I've previously documented one machine that was sat on a carpet of cigarette ash. I had to work on that machine wearing a mask and thick latex gloves, and it was totally yellowed with all the nicotine.
By "fix", I meant removing the hard disk and cleaning it outside, placing the rest of the machine in a thick bin bag, and sealing it up tight. "The fans are gunked, the processor is totally fried, and this kind of damage voids the warranty. You'll have to buy a new one and it's not coming out of our budget".
Hard drives are (usually) at the front of a rack server, with fresh/cool air pulled over them by the fans at the back. The other gubbins is all at the back of the server, and heat mostly rises.
That's assuming it was all in one server rather than the disks being in an external enclosure (I'm guessing it was, otherwise our hero would have just plugged the enclosure in to the new server rather than moving disks.)
Go back a few years and you meet 3.5 inch drive half height (i.e. double current standard height) with a normal operation temperature of 60°C when cooled, and 70°C when not. I remember those monster 4 GB SCSI/SCA drives. And those were the "modern silent" ones.
Newer hard disks have ton of sensors and adjust them self to changing conditions since a few degrees difference means the tracks moved by the width of several tracks away from where they were just a few minutes ago.
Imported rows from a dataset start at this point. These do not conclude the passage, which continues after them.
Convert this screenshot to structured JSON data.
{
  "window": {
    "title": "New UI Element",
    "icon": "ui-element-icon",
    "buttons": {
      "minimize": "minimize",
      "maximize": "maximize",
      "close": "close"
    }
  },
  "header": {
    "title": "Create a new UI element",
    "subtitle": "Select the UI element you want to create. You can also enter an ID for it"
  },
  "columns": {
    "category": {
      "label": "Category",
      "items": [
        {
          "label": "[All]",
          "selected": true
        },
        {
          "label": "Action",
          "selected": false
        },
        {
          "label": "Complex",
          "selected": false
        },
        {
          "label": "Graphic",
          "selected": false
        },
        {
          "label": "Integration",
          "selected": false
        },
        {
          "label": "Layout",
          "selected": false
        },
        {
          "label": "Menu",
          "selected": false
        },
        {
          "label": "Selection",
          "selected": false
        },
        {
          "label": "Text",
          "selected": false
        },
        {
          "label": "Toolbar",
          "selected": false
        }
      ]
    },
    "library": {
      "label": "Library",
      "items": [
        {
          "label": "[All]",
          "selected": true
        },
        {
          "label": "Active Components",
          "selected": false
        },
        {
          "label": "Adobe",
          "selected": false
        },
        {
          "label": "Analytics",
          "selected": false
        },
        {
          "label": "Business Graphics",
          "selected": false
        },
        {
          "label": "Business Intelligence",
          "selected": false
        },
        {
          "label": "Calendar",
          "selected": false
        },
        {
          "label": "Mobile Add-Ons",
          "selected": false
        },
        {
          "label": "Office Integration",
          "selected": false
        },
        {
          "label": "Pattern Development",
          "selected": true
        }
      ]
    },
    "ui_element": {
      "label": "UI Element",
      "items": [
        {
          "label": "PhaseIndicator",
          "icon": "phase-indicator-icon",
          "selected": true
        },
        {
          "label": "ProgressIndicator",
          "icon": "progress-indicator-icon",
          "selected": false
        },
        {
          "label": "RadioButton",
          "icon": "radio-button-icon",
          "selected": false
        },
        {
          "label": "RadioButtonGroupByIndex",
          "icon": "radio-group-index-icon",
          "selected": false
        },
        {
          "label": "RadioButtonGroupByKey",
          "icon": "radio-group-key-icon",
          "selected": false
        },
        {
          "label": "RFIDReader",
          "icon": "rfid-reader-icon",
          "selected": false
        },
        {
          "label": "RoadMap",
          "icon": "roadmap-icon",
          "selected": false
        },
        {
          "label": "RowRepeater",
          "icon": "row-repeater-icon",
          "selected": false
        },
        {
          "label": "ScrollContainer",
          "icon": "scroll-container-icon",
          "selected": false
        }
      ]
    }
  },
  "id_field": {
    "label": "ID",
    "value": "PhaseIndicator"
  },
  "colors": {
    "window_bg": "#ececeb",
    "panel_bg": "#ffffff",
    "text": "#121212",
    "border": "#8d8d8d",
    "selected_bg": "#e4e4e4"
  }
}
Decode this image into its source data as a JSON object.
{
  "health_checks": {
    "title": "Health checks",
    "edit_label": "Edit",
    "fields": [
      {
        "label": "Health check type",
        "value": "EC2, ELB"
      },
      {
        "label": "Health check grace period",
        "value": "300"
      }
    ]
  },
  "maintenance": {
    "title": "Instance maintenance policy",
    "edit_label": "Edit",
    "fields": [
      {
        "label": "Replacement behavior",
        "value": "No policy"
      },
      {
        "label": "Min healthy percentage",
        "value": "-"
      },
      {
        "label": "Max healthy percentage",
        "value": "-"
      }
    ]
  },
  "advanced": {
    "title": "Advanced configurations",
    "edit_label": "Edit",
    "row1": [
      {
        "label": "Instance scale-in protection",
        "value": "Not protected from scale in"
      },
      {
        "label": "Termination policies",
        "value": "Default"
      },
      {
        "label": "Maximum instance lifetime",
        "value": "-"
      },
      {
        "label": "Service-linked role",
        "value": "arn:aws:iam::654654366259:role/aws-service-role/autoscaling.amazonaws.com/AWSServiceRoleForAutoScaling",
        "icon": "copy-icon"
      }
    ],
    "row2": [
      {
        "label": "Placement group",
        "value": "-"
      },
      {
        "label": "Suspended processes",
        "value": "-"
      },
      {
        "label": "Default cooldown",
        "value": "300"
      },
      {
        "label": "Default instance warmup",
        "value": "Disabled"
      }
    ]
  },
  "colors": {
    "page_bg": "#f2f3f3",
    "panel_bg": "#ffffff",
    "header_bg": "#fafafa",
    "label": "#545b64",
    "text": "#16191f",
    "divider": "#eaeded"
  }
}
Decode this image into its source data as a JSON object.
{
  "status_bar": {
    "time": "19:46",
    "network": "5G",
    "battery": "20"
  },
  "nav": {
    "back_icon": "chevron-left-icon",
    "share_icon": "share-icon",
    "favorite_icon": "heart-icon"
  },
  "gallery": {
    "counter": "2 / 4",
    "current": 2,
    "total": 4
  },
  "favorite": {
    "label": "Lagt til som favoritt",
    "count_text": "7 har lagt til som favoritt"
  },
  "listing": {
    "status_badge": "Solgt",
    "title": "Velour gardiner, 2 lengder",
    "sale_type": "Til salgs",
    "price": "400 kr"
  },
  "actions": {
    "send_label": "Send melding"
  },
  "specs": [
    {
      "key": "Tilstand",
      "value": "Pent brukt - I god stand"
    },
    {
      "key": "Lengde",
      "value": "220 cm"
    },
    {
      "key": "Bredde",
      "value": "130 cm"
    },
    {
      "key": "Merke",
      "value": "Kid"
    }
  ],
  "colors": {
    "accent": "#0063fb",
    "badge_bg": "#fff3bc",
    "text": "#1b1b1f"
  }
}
OpenStack with just four people
So when one of them's on vacation and trekking the mountains, and another is having a baby, and another is having an epic session on the booze, and the fourth is stuck on jury service. OK, unlikely four-way coincidence, but ...
I hope they're not all in one workplace, where any lurgy is likely to spread and knock all of them out. The human equivalent of an overstuffed rack where the hardware fries.
Based upon the rest of the working environment, I think we all know what the answer is.
Personally, this is why I'm trying to get out of an on call role - On a quiet day, it's a nice windfall for being on call, but when you have the bad days and just want to go home and cry yourself to sleep, you don't get to.
I recognise that's the reason for the big bucks but it just makes the bad days all the worse.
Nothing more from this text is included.